Behavioral Research Using Scanner Data

Amitava Chattopadhyay, McGill University
Stephen J. Hoch, University of Chicago
Glen Mayhew, Washington University
Scott A. Neslin, Emine Sarigollu|Russell S. Winer, Dartmouth College, McGill University| University of California-Berkeley
[ to cite ]:
Amitava Chattopadhyay, Stephen J. Hoch, Glen Mayhew, and Scott A. Neslin, Emine Sarigollu|Russell S. Winer (1994) ,"Behavioral Research Using Scanner Data", in NA - Advances in Consumer Research Volume 21, eds. Chris T. Allen and Deborah Roedder John, Provo, UT : Association for Consumer Research, Pages: 224.

Advances in Consumer Research Volume 21, 1994      Page 224


Amitava Chattopadhyay, McGill University

Stephen J. Hoch, University of Chicago

Glen Mayhew, Washington University

Scott A. Neslin, Dartmouth College

Emine Sarigollu, McGill University

Russell S. Winer, University of California-Berkeley

Behavioral research on consumer purchase/choice behavior has often relied on small samples, artificial settings, and measures of behavioral intent rather than actual behavior. Quantitative research on these topics have been criticized for not adequately incorporating behavioral constructs. The purpose of this session was to explore how scanner panel data provides a unique opportunity for consumer behavior researchers to examine a variety of questions in a context that, on the one hand, allows the use of actual field purchase data from a large sample and, on the other, enables the researcher to incorporate behavioral constructs of theoretical and practical importance.

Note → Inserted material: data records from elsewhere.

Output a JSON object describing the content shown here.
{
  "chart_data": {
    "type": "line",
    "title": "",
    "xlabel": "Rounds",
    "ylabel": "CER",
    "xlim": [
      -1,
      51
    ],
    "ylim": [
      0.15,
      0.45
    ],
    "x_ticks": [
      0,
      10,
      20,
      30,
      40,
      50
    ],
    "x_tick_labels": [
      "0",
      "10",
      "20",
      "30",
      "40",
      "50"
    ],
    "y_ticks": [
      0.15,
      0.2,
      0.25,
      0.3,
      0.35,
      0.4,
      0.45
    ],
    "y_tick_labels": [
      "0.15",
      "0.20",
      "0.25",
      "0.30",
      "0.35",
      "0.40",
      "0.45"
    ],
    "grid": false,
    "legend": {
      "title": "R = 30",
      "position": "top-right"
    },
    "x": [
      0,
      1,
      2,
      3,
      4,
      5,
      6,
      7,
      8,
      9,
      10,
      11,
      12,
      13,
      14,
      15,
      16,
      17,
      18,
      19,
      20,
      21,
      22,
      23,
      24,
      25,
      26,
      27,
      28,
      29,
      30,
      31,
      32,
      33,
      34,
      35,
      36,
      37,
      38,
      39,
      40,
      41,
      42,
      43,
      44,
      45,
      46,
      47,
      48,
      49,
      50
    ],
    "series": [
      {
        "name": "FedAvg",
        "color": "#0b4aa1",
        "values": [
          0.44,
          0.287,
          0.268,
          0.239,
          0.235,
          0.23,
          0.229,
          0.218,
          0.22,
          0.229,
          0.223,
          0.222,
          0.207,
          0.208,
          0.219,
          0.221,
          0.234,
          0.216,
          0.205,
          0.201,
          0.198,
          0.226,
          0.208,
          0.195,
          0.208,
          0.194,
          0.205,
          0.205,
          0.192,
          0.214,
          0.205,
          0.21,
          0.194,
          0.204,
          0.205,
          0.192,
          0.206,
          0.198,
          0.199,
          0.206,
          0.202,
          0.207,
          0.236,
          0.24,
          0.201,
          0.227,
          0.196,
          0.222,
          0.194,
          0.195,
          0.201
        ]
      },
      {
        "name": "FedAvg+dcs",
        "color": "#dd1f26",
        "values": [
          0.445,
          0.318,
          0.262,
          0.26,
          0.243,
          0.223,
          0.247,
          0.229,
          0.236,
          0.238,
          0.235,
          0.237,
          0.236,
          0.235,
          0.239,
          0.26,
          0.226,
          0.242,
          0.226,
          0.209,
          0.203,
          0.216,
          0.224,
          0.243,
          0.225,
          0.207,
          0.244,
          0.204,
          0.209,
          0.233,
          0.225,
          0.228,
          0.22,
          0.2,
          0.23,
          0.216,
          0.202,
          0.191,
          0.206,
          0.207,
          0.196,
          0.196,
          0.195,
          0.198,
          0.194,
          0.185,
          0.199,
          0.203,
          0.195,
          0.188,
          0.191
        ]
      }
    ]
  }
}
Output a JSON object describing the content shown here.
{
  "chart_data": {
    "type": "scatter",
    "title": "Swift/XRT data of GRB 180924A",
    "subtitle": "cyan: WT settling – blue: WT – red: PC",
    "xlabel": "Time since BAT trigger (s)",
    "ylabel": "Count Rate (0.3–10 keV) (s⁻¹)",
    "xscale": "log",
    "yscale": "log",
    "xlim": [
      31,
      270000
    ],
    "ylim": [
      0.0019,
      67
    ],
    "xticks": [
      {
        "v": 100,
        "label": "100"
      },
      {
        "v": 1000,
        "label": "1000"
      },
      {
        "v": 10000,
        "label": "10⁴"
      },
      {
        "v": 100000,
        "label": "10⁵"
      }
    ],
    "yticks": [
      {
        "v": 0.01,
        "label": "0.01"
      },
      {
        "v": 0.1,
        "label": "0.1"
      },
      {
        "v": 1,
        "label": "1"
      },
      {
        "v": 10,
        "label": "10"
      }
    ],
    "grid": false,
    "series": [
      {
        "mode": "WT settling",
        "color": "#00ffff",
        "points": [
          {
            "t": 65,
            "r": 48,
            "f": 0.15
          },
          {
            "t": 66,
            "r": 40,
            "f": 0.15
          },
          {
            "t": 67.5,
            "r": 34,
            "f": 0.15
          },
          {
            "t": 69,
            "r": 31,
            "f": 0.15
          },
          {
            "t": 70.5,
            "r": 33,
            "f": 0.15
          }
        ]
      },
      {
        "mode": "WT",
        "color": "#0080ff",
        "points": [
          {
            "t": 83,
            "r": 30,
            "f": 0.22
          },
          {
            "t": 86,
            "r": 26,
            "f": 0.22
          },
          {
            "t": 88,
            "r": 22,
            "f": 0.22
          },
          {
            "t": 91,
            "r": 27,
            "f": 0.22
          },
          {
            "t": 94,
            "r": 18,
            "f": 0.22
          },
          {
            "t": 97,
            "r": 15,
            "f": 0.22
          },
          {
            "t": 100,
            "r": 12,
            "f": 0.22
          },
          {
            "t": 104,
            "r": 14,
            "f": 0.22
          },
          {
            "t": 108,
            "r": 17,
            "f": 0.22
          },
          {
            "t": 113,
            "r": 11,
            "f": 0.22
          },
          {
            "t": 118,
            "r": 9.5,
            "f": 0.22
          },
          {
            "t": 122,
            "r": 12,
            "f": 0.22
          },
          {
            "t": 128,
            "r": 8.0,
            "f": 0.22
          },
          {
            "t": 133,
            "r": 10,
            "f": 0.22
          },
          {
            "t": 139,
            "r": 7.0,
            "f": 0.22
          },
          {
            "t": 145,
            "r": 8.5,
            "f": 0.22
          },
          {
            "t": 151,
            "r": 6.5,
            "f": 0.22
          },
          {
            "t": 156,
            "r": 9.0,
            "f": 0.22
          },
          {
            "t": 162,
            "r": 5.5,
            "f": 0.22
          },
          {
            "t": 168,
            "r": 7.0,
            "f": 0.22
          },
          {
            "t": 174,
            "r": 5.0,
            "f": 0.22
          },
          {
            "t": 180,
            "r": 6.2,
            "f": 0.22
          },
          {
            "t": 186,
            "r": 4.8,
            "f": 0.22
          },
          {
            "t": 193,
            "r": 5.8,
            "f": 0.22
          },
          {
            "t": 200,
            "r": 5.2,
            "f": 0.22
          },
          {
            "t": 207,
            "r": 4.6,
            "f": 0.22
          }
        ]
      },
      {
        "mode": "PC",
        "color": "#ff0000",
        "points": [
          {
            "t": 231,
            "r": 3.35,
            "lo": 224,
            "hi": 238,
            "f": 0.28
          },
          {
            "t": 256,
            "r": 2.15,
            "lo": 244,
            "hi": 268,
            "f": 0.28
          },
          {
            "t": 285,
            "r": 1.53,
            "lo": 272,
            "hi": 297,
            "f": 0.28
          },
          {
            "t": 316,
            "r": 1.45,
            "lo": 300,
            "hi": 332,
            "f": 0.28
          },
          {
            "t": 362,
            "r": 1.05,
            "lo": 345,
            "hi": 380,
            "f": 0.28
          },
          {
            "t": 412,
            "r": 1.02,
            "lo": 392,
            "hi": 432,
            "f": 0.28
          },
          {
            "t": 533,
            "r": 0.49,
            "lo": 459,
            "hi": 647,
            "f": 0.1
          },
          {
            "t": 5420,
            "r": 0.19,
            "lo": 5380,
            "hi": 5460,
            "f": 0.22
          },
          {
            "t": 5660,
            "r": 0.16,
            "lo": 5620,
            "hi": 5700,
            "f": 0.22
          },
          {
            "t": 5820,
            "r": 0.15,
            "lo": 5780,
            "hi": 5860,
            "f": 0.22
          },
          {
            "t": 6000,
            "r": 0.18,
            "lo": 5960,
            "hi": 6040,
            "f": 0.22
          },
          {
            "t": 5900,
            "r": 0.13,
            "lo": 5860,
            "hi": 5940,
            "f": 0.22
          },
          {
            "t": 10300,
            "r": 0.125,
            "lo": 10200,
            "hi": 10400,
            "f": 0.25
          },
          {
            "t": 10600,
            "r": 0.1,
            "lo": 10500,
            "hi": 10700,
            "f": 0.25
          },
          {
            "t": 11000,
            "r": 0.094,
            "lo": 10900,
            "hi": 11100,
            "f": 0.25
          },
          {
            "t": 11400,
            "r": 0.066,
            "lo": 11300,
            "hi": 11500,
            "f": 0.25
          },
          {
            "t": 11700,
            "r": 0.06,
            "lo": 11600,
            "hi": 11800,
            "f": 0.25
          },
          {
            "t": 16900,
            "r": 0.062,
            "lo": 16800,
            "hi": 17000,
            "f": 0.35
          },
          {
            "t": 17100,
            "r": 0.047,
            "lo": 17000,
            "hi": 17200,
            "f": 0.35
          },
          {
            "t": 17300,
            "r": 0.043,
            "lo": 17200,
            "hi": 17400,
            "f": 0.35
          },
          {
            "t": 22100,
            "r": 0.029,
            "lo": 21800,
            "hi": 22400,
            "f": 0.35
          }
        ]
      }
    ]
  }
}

The session consisted of three speakers followed by a discussant. The three speakers focused on very different topics. This is deliberate as our objective was to show the wide range of consumer behavior questions that can be addressed using scanner panel data. The discussant not only critiqued the research presented but built on this diverse range of topics and suggested broad directions for future research.

While the presentations dealt with widely divergent topics, it was clear from the presentations that research based on scanner panel data can contribute to consumer research in three ways: (1) focus on actual behavior rather than surrogate measures such as behavioral intent, (2) enhance external validity and (3) change the conversation.

Though each of the papers presented in the session contribute in all three ways, each paper contributes most strongly on a subset of the three dimensions. Hoch discusses a three-year project focusing on real-time, in-store pricing experiments. His discussion of six experiments that examine consumer's purchase behavior in response to several types of promotions as a function of the consumer characteristics of a store's trading area contribute towards enhancing the external validity of consumer promotion research on the one hand and, on the other, changing the conversation in research on consumer promotions.

The work of Mayhew and Winer focuses on the use of scanner panel data to determine how much consumers are willing to pay for an innovation in the category of frequently purchased nondurables. Their method provides an alternative to survey based methods currently used as inputs to pricing decisions. Thus this paper contributes most significantly in changing the conversation in the domain of research on pricing decisions.

Chattopadhyay, Sarigollu and Gorn focus on the relationship between advertising and sales. Their work extends traditional research in this area which models the link between ad exposure and sales with no regard for the nature of the advertising, by introducing characteristics of the ad in terms of both the mechanical aspects of the ad (e.g., did it involve a direct comparison) as well as consumers' evaluations of the ad (e.g., how persuasive was it considered). Their presentation described some initial findings from a programme of research designed to examine the relationship between the characteristics of advertisements and sales as a function of a variety of market and customer considerations. Thus this research contributes most significantly to a better understanding of advertising effects by focusing on behavior.

To summarize, the presentations provided some insights not only on specific issues in consumer behavior but, more importantly, showed the potential for using scanner data in examining diverse aspects of consumer behavior and contributing to traditional consumer research by enhancing external validity, focusing on behavior, and changing the conversation in specific research domains.